4Dans la chanson, paroles et musique se soutiennent et rendent possibles la mémorisation et la transmission : la chanson est la plus évidente manifestation d’une création complexe dans laquelle l’œuvre singulière est appelée à devenir un bien culturel commun, à la fois forme arrêtée à laquelle il est possible de se référer en se demandant si telle version est juste, et forme mouvante dont on sait qu’elle peut avoir des instanciations multiples et diverses sans pour autant cesser d’être elle-même.

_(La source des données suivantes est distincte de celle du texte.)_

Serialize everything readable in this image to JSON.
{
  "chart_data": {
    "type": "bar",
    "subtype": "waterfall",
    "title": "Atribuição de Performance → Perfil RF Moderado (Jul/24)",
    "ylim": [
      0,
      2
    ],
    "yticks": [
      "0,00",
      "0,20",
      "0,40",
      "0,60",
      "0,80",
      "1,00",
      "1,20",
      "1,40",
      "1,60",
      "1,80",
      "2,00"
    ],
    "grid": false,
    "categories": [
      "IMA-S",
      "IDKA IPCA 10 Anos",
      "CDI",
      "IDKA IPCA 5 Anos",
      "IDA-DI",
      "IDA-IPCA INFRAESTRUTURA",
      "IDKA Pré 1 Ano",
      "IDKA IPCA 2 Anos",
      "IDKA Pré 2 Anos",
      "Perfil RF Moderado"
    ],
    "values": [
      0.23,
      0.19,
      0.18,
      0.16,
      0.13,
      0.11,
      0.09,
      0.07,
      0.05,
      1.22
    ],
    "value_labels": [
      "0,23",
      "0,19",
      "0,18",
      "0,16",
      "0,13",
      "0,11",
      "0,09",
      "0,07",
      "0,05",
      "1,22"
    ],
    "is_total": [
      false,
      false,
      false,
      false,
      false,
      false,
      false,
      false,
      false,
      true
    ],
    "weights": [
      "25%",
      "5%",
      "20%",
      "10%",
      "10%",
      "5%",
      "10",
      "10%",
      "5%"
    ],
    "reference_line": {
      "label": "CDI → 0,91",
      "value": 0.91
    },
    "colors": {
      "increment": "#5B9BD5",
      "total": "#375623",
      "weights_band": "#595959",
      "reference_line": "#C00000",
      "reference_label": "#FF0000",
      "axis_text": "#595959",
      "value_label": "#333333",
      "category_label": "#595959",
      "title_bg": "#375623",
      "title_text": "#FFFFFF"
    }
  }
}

5Une des premières questions qui se pose avec force dans l’analyse de la chanson est celle de l’auctorialité : dans quelle mesure l’objet chanson peut-il être rattaché à une instance productrice originelle, alors même que dans la conscience qu’en ont les contemporains, les interprètes peuvent avoir une part tout à fait déterminante ? De nos jours, une chanson est souvent associée à son interprète, à l’exclusion de son auteur ou de son compositeur – pour reprendre la terminologie de la Société des auteurs, compositeurs et éditeurs de musique (SACEM), créée en 1851. Cependant, il semble que cette autonomisation de l’interprétation date avant tout de la professionnalisation de la chanson et de l’avènement du spectacle qui la met en scène, dans lequel les auditeurs-spectateurs assistent à la performance d’un artiste dont la maîtrise et le talent sont présupposés : cela coïncide à peu près avec le développement de la « culture de masse » au milieu du xixe siècle. Avant cette période, les représentations de la chanson incluent moins la participation d’un chanteur professionnel unique et il semble que la production comme la performance relèvent plus fréquemment de pratiques amateur, ce qui pose la question de l’auctorialité à un autre niveau, puisque l’auteur peut être un inconnu dont la création n’est qu’occasionnelle.
6Il y a bien derrière les « paroles de personne » de Dalès à propos d’Abd el-Kader l’idée d’une œuvre qui est située et que l’on peut publier, mais qui en même temps échappe à la contingence par sa force de circulation, un texte « hors le livre »5, non pas tant parce qu’il est performance ou réalisation par une mise en dispositif, que parce qu’il peut se transmettre sans la forme écrite et exister dans la mémoire de tous, sur une « musique de tout le monde », c’est-à-dire une musique qui elle-même a pour caractéristique d’être en partage. Ainsi, le devenir aussi bien que l’origine de la chanson se trouvent fondamentalement tendus entre expression impersonnelle et réalisation collective, et les propriétés du genre lui permettent d’exister dans cette tension perpétuelle.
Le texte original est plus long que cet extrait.